= Women's Environment and Development Organization =

The Women's Environment & Development Organization (WEDO) is an international non-governmental organization based in New York City, U.S. that advocates women's equality in global policy. Its early successes included achieving gender equality in the final documents of Agenda 21 and the Rio Declaration. In 2006, the organization was named as an international Champion of the Earth by the United Nations Environment Programme.

WEDO was founded in 1990 by two former United States Congresswoman Bella Abzug and Mim Kelber, who was a feminist activist. Several pioneers have also contributed to the development of this organization such as Thais Corral , Jocelyn Dow, Wangari Maathai , Brownie Ledbetter, Chief Bisi Ogunleye , and Vandana Shiva. The organization fights for women's rights on an international level through a series of worldwide conferences and actions.

WEDO plays an important role in promoting justice by strengthening global and local advocacy systems. The organization includes a Technical Advisor, an Advocate, Facilitator and Convener, Trainer, Organizer, and Knowledge Creator. All these roles help in advocating for women's human rights by advising, analyzing, and leading a set of several actions to let government and United Nations agencies understand the importance of the implementation of development policies for women across the world.
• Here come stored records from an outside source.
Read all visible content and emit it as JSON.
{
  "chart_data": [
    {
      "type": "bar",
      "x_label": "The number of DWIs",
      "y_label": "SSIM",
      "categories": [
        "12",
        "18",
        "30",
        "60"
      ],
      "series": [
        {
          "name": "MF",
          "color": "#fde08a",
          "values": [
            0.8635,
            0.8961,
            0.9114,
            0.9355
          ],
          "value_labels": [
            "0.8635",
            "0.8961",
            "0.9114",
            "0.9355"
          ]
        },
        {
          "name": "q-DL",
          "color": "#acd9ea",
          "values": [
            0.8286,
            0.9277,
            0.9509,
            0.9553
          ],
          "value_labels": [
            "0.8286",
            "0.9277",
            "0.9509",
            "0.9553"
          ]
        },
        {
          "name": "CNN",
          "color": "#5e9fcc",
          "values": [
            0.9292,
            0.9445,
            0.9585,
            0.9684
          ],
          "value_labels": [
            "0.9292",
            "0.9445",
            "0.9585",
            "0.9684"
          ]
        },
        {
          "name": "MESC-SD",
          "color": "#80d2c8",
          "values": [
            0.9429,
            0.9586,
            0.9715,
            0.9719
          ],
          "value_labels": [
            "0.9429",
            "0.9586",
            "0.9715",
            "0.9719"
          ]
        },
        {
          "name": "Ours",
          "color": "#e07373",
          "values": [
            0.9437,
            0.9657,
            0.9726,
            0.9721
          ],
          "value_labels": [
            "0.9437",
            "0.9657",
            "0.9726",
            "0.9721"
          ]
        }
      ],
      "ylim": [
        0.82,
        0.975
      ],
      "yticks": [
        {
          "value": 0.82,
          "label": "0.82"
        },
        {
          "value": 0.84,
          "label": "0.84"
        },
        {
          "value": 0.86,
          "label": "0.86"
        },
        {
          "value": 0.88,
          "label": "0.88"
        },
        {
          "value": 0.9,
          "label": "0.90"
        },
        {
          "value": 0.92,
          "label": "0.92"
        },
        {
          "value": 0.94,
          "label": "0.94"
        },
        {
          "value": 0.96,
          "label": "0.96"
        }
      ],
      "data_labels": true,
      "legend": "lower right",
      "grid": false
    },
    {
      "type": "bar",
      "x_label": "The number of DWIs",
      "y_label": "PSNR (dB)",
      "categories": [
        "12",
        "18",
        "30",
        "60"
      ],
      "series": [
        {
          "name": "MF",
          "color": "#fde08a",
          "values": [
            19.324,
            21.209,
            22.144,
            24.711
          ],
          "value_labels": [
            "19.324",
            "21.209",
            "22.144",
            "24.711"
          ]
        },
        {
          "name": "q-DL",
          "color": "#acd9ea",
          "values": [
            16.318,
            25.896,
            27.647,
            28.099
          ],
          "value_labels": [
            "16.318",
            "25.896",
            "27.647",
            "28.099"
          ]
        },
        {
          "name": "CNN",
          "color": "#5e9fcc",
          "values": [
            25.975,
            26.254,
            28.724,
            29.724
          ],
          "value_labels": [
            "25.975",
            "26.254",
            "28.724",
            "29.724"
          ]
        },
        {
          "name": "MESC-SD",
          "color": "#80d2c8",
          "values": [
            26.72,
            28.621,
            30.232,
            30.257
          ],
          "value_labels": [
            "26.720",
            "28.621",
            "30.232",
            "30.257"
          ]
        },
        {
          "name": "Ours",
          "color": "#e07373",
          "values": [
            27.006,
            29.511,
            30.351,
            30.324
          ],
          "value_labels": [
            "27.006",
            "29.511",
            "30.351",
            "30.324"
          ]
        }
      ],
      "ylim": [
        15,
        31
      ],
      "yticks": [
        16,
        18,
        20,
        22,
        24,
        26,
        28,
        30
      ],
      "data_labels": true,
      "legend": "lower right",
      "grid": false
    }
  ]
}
The organization focuses on six key areas; Climate Policy, Sustainable Cities & Transport, Disaster Risk Reduction, Biodiversity, Peace, Conflict, & Natural Resources, and International Finance & Trade.

The organization has also developed the Gender Climate Tracker App. The app allows users to access any information, policies, and laws governments from around the world have established on climate change. The app was created following the Paris Climate Agreement in collaboration with the governments of Finland and Switzerland, as well as Global Gender and Climate Alliance (GGCA). The organization hopes that users will take advantage of the app by using it to keep governments and officials accountable for following through on any commitments made.

WEDO also started the “Feminist Agenda for a Green New Deal” with 13 other partners. The coalition analyzes how feminist principles on intersectional gender inequality cross-cut with climate change in order to try to establish a healthier planet in the future. The website states that a Green New Deal must be guided by principles of justice and accountability, as well as listing principles for action.

WEDO and the Center for Women's Global Leadership launched the Gender Equality Architecture Reform (GEAR) Campaign in February 2008 to mobilize women's groups and allies to push for the adoption of the new UN entity for gender equality and women's empowerment.

Priority projects include MisFortune500.org, climate change advocacy, and UN Reform.